New Research Reveals Greenland Glaciers To Melt Much Faster Than What Anticipated So Far
New research discovered that Greenland is melting faster than scientists thought earlier. There is a four-fold increase in the pace of ice loss since 2003.
In Greenland, enormous glaciers are depositing larger chunks of ice than ever into the Atlantic Ocean. It’s melting there and causing the rise of sea levels. According to scientists, the largest ice loss occurred in this decade is in the southwest region of the island which is mostly glacier-free.
As global temperatures are rising, the surface ice is melting. Because of this, gushing rivers of meltwater is flowing into the ocean and causing sea levels to rise.

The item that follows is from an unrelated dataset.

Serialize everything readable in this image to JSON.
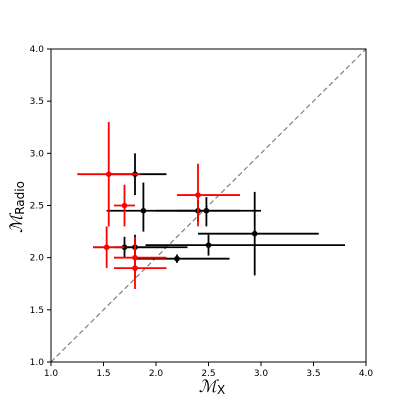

As per the research, South-west Greenland “become a major future contributor to sea level rise” not taken into consideration as a source of woe for coastal cities previously.
Michael Bevis, lead author of the paper and a professor of geodynamics, Ohio State University said, “We knew we had one big problem with increasing rates of ice discharge by some large outlet glaciers.” He added, “But now we recognize a second serious problem: increasingly, large amounts of ice mass are going to leave as meltwater, as rivers that flow into the sea.”

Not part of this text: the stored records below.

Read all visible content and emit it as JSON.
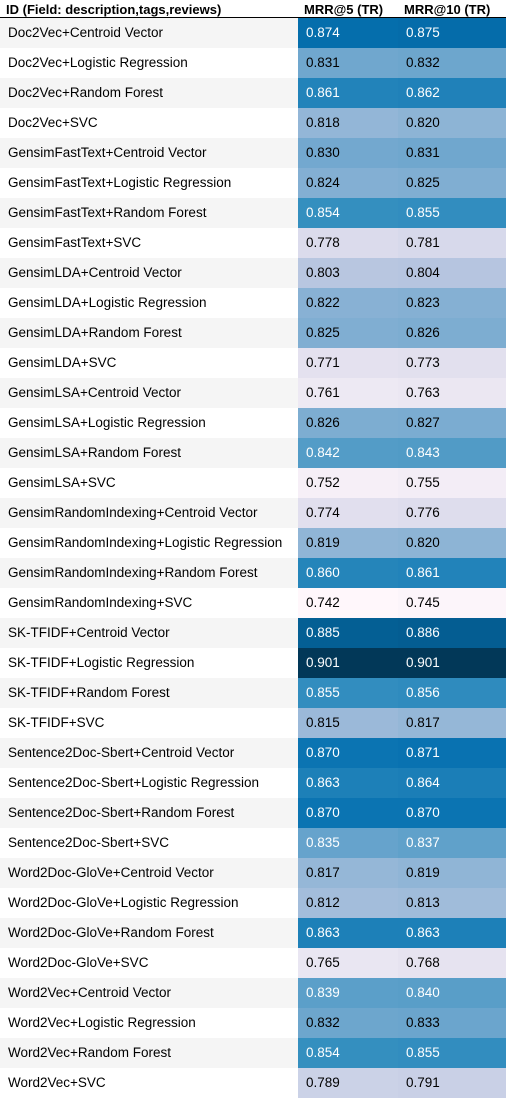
{
  "chart_data": {
    "type": "table",
    "columns": [
      "ID (Field: description,tags,reviews)",
      "MRR@5 (TR)",
      "MRR@10 (TR)"
    ],
    "color_scale": {
      "low": "#fff7fb",
      "mid": "#74a9cf",
      "high": "#023858",
      "min": 0.742,
      "max": 0.901
    },
    "rows": [
      {
        "id": "Doc2Vec+Centroid Vector",
        "mrr5": "0.874",
        "mrr10": "0.875"
      },
      {
        "id": "Doc2Vec+Logistic Regression",
        "mrr5": "0.831",
        "mrr10": "0.832"
      },
      {
        "id": "Doc2Vec+Random Forest",
        "mrr5": "0.861",
        "mrr10": "0.862"
      },
      {
        "id": "Doc2Vec+SVC",
        "mrr5": "0.818",
        "mrr10": "0.820"
      },
      {
        "id": "GensimFastText+Centroid Vector",
        "mrr5": "0.830",
        "mrr10": "0.831"
      },
      {
        "id": "GensimFastText+Logistic Regression",
        "mrr5": "0.824",
        "mrr10": "0.825"
      },
      {
        "id": "GensimFastText+Random Forest",
        "mrr5": "0.854",
        "mrr10": "0.855"
      },
      {
        "id": "GensimFastText+SVC",
        "mrr5": "0.778",
        "mrr10": "0.781"
      },
      {
        "id": "GensimLDA+Centroid Vector",
        "mrr5": "0.803",
        "mrr10": "0.804"
      },
      {
        "id": "GensimLDA+Logistic Regression",
        "mrr5": "0.822",
        "mrr10": "0.823"
      },
      {
        "id": "GensimLDA+Random Forest",
        "mrr5": "0.825",
        "mrr10": "0.826"
      },
      {
        "id": "GensimLDA+SVC",
        "mrr5": "0.771",
        "mrr10": "0.773"
      },
      {
        "id": "GensimLSA+Centroid Vector",
        "mrr5": "0.761",
        "mrr10": "0.763"
      },
      {
        "id": "GensimLSA+Logistic Regression",
        "mrr5": "0.826",
        "mrr10": "0.827"
      },
      {
        "id": "GensimLSA+Random Forest",
        "mrr5": "0.842",
        "mrr10": "0.843"
      },
      {
        "id": "GensimLSA+SVC",
        "mrr5": "0.752",
        "mrr10": "0.755"
      },
      {
        "id": "GensimRandomIndexing+Centroid Vector",
        "mrr5": "0.774",
        "mrr10": "0.776"
      },
      {
        "id": "GensimRandomIndexing+Logistic Regression",
        "mrr5": "0.819",
        "mrr10": "0.820"
      },
      {
        "id": "GensimRandomIndexing+Random Forest",
        "mrr5": "0.860",
        "mrr10": "0.861"
      },
      {
        "id": "GensimRandomIndexing+SVC",
        "mrr5": "0.742",
        "mrr10": "0.745"
      },
      {
        "id": "SK-TFIDF+Centroid Vector",
        "mrr5": "0.885",
        "mrr10": "0.886"
      },
      {
        "id": "SK-TFIDF+Logistic Regression",
        "mrr5": "0.901",
        "mrr10": "0.901"
      },
      {
        "id": "SK-TFIDF+Random Forest",
        "mrr5": "0.855",
        "mrr10": "0.856"
      },
      {
        "id": "SK-TFIDF+SVC",
        "mrr5": "0.815",
        "mrr10": "0.817"
      },
      {
        "id": "Sentence2Doc-Sbert+Centroid Vector",
        "mrr5": "0.870",
        "mrr10": "0.871"
      },
      {
        "id": "Sentence2Doc-Sbert+Logistic Regression",
        "mrr5": "0.863",
        "mrr10": "0.864"
      },
      {
        "id": "Sentence2Doc-Sbert+Random Forest",
        "mrr5": "0.870",
        "mrr10": "0.870"
      },
      {
        "id": "Sentence2Doc-Sbert+SVC",
        "mrr5": "0.835",
        "mrr10": "0.837"
      },
      {
        "id": "Word2Doc-GloVe+Centroid Vector",
        "mrr5": "0.817",
        "mrr10": "0.819"
      },
      {
        "id": "Word2Doc-GloVe+Logistic Regression",
        "mrr5": "0.812",
        "mrr10": "0.813"
      },
      {
        "id": "Word2Doc-GloVe+Random Forest",
        "mrr5": "0.863",
        "mrr10": "0.863"
      },
      {
        "id": "Word2Doc-GloVe+SVC",
        "mrr5": "0.765",
        "mrr10": "0.768"
      },
      {
        "id": "Word2Vec+Centroid Vector",
        "mrr5": "0.839",
        "mrr10": "0.840"
      },
      {
        "id": "Word2Vec+Logistic Regression",
        "mrr5": "0.832",
        "mrr10": "0.833"
      },
      {
        "id": "Word2Vec+Random Forest",
        "mrr5": "0.854",
        "mrr10": "0.855"
      },
      {
        "id": "Word2Vec+SVC",
        "mrr5": "0.789",
        "mrr10": "0.791"
      }
    ]
  }
}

“The only thing we can do is adapt and mitigate further global warming– it’s too late for there to be no effect,” Bevis said.
This is going to cause additional sea level rise. We are watching the ice sheet hit a tipping point.
“We’re going to see faster and faster sea level rise for the foreseeable future. Once you hit that tipping point, the only question is: How severe does it get?”
A study used data from NASA’s gravity recovery and climate experiment (Grace) and Greenland’s scattered GPS stations to analyze changes in ice mass and published in Proceedings of the National Academy of Sciences.
This study showed that between 2002 and 2016, Greenland lost around 280bn tons of ice every year that is enough to raise the sea level annually by 0.03 inches worldwide. If vast ice sheet (3km thick in places) of entire Greenland’s were to melt, there would be seven meters or more than 20ft rise of global sea levels, drowning most of the coastal settlements.
Researchers said rising global temperatures drove the melting of ice which is four times faster in 2013 compared to 2003 and was due to human-induced climate change and the North Atlantic Oscillation, a periodic weather phenomenon which brings warmer air to western Greenland.
Till date, Greenland’s huge glaciers in the south-east and north-west long considered as a key factor in raising global sea level. Recently, Ohio State-led research suggests another unexpectedly large meltwater source, and that is the island’s southwest ice fields.
The Scientists are now emphasizing on the understanding of the reaction of two massive ice masses on the planet, in Greenland and Antarctica, to a warming atmosphere and ocean.
The tripled ice loss in the Arctic since the 1980s, melting in places like Greenland and Alaska is becoming the greatest instigator of sea level rise while destabilizing the location of four million people.
The ice is vanishing at its fastest rate in recorded history in Antarctica, and it is becoming a serious concern. The largest expanse of ice in the world is losing around 219bn tonnes of ice per year now, a trajectory contributing to more than 25cm rise in total global sea level rise by 2070. Sea levels would balloon around 3.5m if the entire ice sheet of West Antarctic collapses, but over a longer timeframe.
A geologist and glacier expert at Pennsylvania State University, Richard Alley said: “We are warming the planet, this is melting ice, and that is raising sea level.” Alley also warned on the uncertainties over future sea level rise saying “if the big ice sheets change more rapidly than expected, they could drive faster or much faster rise than expected.”